UF-designed device cuts water runoff from vegetable farms
August 7, 2001
MYAKKA CITY, Fla. — When tree deaths began to exceed normal rates in Manatee County’s Flatford Swamp in 1998, environmentalists and Florida water managers suspected water runoff from nearby farms.
The excess irrigation water, they said, kept the swamp from drying out as it normally does each winter. The problem was common enough around the state to prompt University of Florida researchers to develop a solution: A buried irrigation system that reduces runoff and could maintain swamps’ normal water levels.
The system carries the added benefit of cutting water use by up to a third — something appealing to farmers nationwide.
In addition, while the system isn’t designed to control nutrient runoff — another common problem — it may also reduce the amount of nitrates and other nutrients in surface water by encouraging growers to use less fertilizer, said Craig Stanley, a researcher at UF’s Gulf Coast Research and Education Center where the system was developed.

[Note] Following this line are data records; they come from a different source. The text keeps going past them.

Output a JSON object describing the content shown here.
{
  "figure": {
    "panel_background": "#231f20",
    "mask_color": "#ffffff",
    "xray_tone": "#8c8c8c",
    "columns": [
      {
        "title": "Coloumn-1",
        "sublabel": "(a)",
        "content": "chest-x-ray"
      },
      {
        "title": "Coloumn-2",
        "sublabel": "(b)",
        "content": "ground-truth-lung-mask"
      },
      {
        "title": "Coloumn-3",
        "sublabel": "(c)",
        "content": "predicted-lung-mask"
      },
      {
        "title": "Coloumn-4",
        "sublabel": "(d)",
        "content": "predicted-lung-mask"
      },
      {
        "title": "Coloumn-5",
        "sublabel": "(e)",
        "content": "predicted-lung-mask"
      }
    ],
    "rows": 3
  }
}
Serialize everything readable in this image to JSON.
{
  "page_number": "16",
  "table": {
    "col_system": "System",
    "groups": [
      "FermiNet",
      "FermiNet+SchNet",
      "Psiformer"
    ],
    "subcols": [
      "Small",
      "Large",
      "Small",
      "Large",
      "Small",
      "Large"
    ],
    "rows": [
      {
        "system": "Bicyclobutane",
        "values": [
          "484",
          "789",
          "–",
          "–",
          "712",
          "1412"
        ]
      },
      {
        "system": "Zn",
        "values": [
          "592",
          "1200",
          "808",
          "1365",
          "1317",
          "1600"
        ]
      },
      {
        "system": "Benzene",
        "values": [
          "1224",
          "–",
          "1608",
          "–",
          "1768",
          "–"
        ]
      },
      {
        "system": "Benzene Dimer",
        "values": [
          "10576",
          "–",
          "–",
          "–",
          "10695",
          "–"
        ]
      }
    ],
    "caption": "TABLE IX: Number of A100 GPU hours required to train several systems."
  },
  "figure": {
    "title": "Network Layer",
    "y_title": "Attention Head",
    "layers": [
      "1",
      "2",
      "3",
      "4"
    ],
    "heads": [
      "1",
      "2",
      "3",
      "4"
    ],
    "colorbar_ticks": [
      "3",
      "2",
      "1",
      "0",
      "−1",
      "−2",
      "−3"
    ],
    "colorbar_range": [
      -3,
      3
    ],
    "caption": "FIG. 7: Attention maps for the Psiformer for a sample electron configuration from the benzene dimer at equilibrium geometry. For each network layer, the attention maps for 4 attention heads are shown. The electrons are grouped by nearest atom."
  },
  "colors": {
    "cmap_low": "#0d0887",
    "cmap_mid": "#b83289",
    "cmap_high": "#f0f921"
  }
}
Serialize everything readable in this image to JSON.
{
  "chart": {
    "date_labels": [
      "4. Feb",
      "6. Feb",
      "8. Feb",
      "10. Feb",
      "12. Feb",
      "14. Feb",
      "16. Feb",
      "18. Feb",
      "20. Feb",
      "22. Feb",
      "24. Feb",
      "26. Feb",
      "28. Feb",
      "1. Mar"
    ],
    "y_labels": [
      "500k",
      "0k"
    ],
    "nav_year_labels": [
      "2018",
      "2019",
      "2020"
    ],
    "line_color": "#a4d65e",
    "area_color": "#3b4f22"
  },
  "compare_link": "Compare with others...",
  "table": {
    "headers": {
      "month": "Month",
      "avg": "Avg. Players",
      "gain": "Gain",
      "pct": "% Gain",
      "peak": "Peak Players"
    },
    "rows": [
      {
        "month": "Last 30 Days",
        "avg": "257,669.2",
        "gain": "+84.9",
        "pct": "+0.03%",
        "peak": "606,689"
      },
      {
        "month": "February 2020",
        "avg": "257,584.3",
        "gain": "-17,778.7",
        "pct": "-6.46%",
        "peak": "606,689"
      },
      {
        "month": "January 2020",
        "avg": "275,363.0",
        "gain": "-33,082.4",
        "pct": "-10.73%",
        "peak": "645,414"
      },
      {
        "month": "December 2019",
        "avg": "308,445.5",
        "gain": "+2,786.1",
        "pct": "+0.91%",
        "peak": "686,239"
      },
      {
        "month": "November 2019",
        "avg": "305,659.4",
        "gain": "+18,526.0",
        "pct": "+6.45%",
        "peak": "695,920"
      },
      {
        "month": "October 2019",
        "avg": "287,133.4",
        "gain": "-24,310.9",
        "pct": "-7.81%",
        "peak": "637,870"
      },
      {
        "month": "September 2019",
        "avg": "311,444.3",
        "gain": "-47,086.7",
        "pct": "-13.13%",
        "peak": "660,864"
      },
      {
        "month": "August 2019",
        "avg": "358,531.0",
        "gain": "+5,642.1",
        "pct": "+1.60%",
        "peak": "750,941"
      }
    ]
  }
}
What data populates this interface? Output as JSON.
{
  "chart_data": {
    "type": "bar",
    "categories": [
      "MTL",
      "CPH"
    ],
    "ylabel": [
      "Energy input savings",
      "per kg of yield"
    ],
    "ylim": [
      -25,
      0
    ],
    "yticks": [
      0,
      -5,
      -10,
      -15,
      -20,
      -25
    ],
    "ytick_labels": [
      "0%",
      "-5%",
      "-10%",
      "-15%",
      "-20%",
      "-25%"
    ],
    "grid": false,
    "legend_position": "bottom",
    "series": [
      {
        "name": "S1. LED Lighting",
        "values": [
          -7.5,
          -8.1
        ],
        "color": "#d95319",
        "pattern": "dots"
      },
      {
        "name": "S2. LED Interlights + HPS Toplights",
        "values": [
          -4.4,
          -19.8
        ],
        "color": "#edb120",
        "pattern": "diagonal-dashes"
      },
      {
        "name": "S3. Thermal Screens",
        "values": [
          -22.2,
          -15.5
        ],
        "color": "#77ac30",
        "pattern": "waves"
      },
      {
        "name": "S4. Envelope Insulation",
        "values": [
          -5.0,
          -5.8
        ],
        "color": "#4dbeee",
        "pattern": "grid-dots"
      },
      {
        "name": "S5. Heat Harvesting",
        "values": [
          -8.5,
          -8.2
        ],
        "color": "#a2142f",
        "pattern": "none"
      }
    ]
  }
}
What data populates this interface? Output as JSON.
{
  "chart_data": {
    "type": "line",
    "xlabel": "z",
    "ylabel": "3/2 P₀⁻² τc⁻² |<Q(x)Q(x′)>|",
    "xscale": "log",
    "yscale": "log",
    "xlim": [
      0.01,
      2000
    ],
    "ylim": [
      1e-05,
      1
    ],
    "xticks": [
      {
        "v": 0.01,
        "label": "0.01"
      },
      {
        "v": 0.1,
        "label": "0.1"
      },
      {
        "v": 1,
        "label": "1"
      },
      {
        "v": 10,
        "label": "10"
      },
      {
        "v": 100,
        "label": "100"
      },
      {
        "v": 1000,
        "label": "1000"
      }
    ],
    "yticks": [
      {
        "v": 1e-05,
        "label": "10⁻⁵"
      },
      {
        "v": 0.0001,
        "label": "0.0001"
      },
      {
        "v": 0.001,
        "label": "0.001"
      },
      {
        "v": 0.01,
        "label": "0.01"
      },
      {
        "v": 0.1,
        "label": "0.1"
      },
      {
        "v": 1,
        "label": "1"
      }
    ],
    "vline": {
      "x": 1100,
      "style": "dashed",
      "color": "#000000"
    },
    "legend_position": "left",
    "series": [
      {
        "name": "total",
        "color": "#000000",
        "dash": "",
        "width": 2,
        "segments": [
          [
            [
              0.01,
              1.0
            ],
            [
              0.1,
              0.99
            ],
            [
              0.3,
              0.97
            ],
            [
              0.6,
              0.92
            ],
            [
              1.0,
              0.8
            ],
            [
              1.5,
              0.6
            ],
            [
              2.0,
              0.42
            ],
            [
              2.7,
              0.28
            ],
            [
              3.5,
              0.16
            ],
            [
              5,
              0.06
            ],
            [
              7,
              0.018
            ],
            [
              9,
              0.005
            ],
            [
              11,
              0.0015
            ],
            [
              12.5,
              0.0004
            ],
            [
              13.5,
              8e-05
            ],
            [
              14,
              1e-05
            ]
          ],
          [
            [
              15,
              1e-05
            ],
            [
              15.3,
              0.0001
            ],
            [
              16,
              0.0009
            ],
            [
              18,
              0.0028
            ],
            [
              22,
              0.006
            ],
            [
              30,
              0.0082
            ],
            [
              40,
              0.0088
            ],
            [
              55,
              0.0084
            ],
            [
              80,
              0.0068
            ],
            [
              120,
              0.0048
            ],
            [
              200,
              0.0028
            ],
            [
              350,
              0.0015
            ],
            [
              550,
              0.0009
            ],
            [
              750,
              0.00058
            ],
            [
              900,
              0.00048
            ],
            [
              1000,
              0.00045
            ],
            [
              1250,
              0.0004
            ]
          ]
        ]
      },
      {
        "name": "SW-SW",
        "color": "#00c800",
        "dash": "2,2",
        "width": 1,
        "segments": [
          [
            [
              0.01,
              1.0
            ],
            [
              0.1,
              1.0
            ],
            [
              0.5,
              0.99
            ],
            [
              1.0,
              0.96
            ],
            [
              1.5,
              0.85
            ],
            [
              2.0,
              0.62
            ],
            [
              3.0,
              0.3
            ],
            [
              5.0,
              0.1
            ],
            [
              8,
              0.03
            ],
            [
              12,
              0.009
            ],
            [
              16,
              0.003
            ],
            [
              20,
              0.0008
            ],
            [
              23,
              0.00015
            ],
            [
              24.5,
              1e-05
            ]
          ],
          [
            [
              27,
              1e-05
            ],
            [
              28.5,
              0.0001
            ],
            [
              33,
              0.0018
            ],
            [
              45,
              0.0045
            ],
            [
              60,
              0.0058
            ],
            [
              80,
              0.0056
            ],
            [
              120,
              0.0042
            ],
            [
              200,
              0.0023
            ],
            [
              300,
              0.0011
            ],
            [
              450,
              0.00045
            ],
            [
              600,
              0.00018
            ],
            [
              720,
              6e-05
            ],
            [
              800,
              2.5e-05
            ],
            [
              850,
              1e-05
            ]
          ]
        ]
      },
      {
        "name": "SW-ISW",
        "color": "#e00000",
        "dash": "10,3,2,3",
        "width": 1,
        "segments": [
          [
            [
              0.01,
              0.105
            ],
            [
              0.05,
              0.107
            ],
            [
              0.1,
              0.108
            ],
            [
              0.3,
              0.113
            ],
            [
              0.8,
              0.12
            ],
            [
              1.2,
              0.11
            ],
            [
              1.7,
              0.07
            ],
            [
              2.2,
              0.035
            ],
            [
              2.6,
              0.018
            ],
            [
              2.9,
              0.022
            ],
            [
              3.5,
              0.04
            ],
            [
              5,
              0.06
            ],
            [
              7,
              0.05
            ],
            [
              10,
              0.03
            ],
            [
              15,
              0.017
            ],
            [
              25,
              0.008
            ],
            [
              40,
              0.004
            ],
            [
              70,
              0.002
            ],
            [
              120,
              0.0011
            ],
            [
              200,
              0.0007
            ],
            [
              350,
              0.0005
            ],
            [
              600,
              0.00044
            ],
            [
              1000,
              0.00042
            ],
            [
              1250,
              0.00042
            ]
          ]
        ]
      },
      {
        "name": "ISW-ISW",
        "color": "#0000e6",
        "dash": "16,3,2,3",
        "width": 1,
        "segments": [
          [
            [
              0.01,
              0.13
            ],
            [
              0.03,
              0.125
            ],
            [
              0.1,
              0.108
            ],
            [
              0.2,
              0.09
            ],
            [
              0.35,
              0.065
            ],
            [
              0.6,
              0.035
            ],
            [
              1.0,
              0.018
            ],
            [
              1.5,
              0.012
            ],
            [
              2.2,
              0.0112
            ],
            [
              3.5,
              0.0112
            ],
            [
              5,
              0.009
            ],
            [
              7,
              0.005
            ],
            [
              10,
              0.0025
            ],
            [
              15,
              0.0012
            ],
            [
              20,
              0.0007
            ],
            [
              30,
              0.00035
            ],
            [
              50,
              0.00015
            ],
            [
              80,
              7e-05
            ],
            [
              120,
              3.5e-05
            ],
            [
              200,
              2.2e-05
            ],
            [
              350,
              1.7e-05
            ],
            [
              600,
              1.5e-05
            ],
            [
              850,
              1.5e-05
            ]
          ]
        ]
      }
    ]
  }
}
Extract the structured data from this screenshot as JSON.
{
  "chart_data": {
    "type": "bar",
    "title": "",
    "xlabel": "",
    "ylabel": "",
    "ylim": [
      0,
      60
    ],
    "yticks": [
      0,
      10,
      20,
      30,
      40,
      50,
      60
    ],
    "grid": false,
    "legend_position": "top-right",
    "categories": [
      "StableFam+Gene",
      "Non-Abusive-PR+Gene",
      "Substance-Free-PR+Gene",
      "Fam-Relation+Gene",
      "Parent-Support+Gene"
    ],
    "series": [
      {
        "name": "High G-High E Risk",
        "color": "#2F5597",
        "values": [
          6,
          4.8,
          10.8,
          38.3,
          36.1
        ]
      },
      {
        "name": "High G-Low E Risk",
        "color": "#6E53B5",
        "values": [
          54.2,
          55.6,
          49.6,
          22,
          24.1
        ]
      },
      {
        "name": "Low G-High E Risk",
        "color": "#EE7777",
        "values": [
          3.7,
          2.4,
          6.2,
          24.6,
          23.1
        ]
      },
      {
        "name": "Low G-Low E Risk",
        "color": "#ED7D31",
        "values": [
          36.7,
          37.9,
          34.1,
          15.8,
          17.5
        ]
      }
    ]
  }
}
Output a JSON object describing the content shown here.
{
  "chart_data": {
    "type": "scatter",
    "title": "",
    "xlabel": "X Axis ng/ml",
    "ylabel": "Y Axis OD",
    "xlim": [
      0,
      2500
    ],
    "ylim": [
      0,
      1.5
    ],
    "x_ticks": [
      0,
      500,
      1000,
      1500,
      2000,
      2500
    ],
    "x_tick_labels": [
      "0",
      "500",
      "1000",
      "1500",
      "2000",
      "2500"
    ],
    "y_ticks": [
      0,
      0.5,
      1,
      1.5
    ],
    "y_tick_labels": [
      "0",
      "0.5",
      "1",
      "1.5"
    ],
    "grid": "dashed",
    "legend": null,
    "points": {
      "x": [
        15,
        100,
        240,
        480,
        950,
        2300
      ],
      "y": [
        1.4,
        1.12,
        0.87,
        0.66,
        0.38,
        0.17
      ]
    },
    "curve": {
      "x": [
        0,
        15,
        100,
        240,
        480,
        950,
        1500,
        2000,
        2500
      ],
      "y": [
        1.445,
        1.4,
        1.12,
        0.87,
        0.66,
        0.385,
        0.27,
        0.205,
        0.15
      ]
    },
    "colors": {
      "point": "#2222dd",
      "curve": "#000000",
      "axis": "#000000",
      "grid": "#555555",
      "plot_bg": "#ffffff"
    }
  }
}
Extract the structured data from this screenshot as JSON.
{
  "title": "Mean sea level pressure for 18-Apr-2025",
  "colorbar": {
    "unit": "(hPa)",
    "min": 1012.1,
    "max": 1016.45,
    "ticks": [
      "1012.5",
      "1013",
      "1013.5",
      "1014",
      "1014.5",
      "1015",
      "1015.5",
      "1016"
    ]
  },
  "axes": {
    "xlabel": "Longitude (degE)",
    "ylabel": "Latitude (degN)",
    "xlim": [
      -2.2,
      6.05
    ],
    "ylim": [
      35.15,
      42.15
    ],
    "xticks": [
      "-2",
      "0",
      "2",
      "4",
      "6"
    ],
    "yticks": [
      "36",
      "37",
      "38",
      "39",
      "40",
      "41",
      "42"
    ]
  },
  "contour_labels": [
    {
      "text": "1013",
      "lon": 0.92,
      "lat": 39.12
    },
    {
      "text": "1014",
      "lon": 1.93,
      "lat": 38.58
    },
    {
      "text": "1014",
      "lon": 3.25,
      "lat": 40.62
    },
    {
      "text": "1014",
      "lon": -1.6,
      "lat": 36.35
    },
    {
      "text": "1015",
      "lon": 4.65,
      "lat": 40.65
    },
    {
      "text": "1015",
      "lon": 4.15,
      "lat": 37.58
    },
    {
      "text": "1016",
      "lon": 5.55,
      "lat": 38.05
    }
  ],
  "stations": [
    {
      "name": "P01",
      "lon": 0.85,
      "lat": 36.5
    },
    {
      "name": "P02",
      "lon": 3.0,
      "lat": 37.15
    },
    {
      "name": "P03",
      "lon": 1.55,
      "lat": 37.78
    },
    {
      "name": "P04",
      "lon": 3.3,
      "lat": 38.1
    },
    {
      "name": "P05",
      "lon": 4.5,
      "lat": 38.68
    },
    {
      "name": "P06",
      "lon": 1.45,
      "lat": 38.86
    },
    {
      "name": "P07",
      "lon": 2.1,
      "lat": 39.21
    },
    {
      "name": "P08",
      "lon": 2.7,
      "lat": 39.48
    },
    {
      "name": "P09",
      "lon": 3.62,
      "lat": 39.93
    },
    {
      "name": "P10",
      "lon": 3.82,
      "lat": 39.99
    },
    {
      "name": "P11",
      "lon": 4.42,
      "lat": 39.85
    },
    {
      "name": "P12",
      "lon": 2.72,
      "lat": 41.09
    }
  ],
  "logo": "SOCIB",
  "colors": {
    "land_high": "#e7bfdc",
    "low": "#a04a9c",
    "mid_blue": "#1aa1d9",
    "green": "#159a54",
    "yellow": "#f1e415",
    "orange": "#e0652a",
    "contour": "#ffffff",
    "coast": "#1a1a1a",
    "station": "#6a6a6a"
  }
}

“Growers normally have a fear of losing fertilizer that is leached away following a heavy rainfall,” Stanley said. “This system can provide better control of the water table level, meaning farmers can get by applying less fertilizer to their fields.”
Pacific Tomato Growers has installed the system on 90 acres it owns in Myakka City that drains water into the Flatford Swamp. Gary Bethune, Pacific Tomato’s engineering director, said the company plans to expand its use in Florida as well as in California, Georgia and Maryland.
“We have had just extraordinary success with it,” Bethune said.
Known as enclosed seepage or subsurface drip irrigation, the system uses a series of tubes buried 16 inches underground that carry water into the fields, said Stanley, a professor at the Bradenton center, which is part of UF’s Institute of Food and Agricultural Sciences.
“The water table is typically close to the surface in flatwoods soils used for vegetable production, so irrigation is controlled by managing the level of the water table,” Stanley said. “The water from these tubes goes directly into the water table, causing it to rise to a level where it can get to the plants.”
Stanley said farmers have been using microirrigation techniques to deliver water directly to plants for years. But he said the new system’s use of buried microirrigation tubing to manage water table levels makes it more efficient than prior systems by eliminating surface runoff.
“The system still requires as much maintenance and cleaning as above ground microirrigation systems, but it’s a lot more forgiving system if a problem develops,” Stanley said. “The water goes to the water table instead of directly to the plant like in microirrigation.
“So if you get a clog somewhere in the tubing it’s not a major problem because water keeps coming out someplace else in the system,” he said.
The Southwest Florida Water Management District had a priority of working with area growers to restore the swamp’s natural water cycles, said Steven Minnis, senior community affairs coordinator with the district.
“We did not want to dictate a method growers should use to reduce or eliminate excess water flowing into Flatford Swamp,” Minnis said. “So we decided to begin partnership programs with the agricultural community within that particular basin.”
Bethune said while the system is saving Pacific Tomato Growers money in fertilizer and other areas, the savings do not yet offset the costs of the system itself. He estimated the cost for a similar system could run around $1,100 an acre, but he said he expects the cost to come down.
“One of the important things is going to be that the system is a permanent system, unlike conventional drip where we replace the drip tape on an annual basis,” Bethune said. “We’re hoping that in the long term the system will prove cost-effective.”